The goal of this Testosterone/Prostate Cancer study is not to advocate that all Prostate Cancer Patients should take Testosterone but to question the collective wisdom that Testosterone Therapy is inevitably very dangerous for Prostate Cancer Patients.

While this research is obviously preliminary, it opens the door for larger and more diverse studies comparing how various expressions of Prostate Cancer respond to Testosterone Therapy.

The last generation of research has shown that Testosterone is critical to men's health, and it's important to explore how Testosterone HRT may be able to benefit some patients with primary Prostate Cancer or those that may have low-risk prostate cancer in the future.

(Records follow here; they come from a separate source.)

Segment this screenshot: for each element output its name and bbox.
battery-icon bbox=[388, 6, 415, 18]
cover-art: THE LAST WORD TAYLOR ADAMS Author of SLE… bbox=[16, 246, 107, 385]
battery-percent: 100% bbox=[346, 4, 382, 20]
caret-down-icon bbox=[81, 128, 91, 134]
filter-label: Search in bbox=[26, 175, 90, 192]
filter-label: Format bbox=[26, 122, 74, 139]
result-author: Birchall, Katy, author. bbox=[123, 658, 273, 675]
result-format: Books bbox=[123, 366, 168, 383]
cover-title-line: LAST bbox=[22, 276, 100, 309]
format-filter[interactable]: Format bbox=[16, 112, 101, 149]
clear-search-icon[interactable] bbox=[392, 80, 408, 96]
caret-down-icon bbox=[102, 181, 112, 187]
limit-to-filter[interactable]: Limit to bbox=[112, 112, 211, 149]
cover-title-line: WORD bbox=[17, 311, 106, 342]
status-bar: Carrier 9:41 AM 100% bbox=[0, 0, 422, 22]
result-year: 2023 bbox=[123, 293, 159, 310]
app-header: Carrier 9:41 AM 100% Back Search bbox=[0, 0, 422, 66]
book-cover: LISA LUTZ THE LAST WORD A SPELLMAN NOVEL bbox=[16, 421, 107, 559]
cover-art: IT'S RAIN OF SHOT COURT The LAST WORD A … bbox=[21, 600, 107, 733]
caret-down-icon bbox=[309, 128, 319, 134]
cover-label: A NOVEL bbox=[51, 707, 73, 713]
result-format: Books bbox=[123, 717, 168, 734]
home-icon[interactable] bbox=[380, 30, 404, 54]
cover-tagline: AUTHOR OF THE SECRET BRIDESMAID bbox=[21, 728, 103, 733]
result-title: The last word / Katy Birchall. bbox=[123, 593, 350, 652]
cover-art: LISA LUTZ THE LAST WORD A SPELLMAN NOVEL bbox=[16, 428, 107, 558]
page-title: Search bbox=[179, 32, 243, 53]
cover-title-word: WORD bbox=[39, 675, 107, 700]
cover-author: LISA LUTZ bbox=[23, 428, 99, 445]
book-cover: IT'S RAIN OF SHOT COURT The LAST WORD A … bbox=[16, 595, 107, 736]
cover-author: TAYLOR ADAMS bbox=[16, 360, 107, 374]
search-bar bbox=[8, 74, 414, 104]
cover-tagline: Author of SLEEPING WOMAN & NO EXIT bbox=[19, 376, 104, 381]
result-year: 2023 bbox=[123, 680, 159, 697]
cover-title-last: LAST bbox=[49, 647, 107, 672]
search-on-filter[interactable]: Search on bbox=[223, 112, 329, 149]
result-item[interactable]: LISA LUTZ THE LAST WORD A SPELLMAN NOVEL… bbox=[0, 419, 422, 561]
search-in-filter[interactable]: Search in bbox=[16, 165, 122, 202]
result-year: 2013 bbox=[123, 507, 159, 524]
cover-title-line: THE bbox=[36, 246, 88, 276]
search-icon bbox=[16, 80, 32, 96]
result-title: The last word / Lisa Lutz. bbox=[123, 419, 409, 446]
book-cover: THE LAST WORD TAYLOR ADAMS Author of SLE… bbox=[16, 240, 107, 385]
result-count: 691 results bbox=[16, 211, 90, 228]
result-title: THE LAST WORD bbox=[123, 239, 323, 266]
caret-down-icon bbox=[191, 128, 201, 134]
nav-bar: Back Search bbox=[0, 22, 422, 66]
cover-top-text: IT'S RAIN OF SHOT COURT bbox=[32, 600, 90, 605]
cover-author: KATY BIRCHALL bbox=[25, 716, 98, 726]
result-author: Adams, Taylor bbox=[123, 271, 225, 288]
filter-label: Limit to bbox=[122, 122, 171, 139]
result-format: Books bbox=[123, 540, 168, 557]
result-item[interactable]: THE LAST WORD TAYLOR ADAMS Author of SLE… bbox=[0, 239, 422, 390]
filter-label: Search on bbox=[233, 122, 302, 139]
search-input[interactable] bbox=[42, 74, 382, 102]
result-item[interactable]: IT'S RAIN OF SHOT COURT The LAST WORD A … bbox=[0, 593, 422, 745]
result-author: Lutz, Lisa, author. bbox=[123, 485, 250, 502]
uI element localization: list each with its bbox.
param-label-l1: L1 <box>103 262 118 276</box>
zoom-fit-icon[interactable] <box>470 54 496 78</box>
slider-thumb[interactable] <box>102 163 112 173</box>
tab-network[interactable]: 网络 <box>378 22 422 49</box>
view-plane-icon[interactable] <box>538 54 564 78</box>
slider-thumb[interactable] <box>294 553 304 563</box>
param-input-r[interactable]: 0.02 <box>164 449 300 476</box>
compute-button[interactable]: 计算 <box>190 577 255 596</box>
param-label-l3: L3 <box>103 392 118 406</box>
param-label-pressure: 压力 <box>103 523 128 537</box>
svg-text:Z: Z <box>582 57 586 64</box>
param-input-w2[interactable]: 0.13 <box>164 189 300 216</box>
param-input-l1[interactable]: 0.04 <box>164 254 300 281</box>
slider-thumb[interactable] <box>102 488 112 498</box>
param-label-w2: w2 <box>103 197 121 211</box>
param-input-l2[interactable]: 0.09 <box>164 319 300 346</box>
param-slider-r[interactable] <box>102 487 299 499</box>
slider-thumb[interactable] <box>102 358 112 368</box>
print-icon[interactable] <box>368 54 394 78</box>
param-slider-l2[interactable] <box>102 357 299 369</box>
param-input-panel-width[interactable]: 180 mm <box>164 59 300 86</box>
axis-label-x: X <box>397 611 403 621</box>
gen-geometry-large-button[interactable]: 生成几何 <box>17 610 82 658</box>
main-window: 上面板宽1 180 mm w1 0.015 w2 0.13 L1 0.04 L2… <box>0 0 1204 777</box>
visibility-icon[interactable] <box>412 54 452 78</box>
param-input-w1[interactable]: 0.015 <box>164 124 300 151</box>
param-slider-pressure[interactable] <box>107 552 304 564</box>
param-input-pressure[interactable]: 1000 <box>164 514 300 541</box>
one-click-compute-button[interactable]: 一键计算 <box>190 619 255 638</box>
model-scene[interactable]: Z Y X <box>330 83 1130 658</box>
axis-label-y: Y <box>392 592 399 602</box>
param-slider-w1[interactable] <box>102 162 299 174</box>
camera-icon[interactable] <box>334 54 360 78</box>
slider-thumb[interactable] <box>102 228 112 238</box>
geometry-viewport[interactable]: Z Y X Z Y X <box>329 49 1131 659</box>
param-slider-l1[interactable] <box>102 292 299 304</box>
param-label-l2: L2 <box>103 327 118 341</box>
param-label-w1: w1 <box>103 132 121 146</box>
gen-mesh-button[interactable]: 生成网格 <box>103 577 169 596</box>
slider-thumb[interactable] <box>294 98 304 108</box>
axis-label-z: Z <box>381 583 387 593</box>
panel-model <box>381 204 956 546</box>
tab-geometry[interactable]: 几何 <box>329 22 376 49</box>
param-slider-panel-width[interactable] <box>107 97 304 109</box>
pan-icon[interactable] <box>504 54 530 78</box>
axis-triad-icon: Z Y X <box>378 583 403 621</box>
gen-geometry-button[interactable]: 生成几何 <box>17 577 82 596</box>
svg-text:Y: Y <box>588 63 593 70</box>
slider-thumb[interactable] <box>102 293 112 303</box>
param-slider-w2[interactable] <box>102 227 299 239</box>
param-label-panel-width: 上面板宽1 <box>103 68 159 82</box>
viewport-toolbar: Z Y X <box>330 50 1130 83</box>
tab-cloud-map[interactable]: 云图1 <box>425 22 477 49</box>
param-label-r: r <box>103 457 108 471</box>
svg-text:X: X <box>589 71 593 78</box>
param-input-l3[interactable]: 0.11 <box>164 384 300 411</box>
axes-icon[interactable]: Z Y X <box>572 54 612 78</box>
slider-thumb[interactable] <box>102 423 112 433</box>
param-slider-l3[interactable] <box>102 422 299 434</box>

Androgen Deprivation Therapy is the go-to treatment for patients with metastatic prostate cancer and biochemical recurrence. Dr. Morgentaler believes that for some of these patients, especially those with biochemical recurrence and those on Androgen Deprivation, Testosterone Therapy may be well worth the risk.

Testosterone Deficiency leads to many dangerous symptoms, increases mortality risk, and reduces the quality of life, including low libido, osteoporosis, depression, increased body fat, loss of muscle mass, fatigue, and erectile dysfunction.

It's likely that some patients that have prostate cancer or a history of the disease can still benefit from Testosterone Therapy.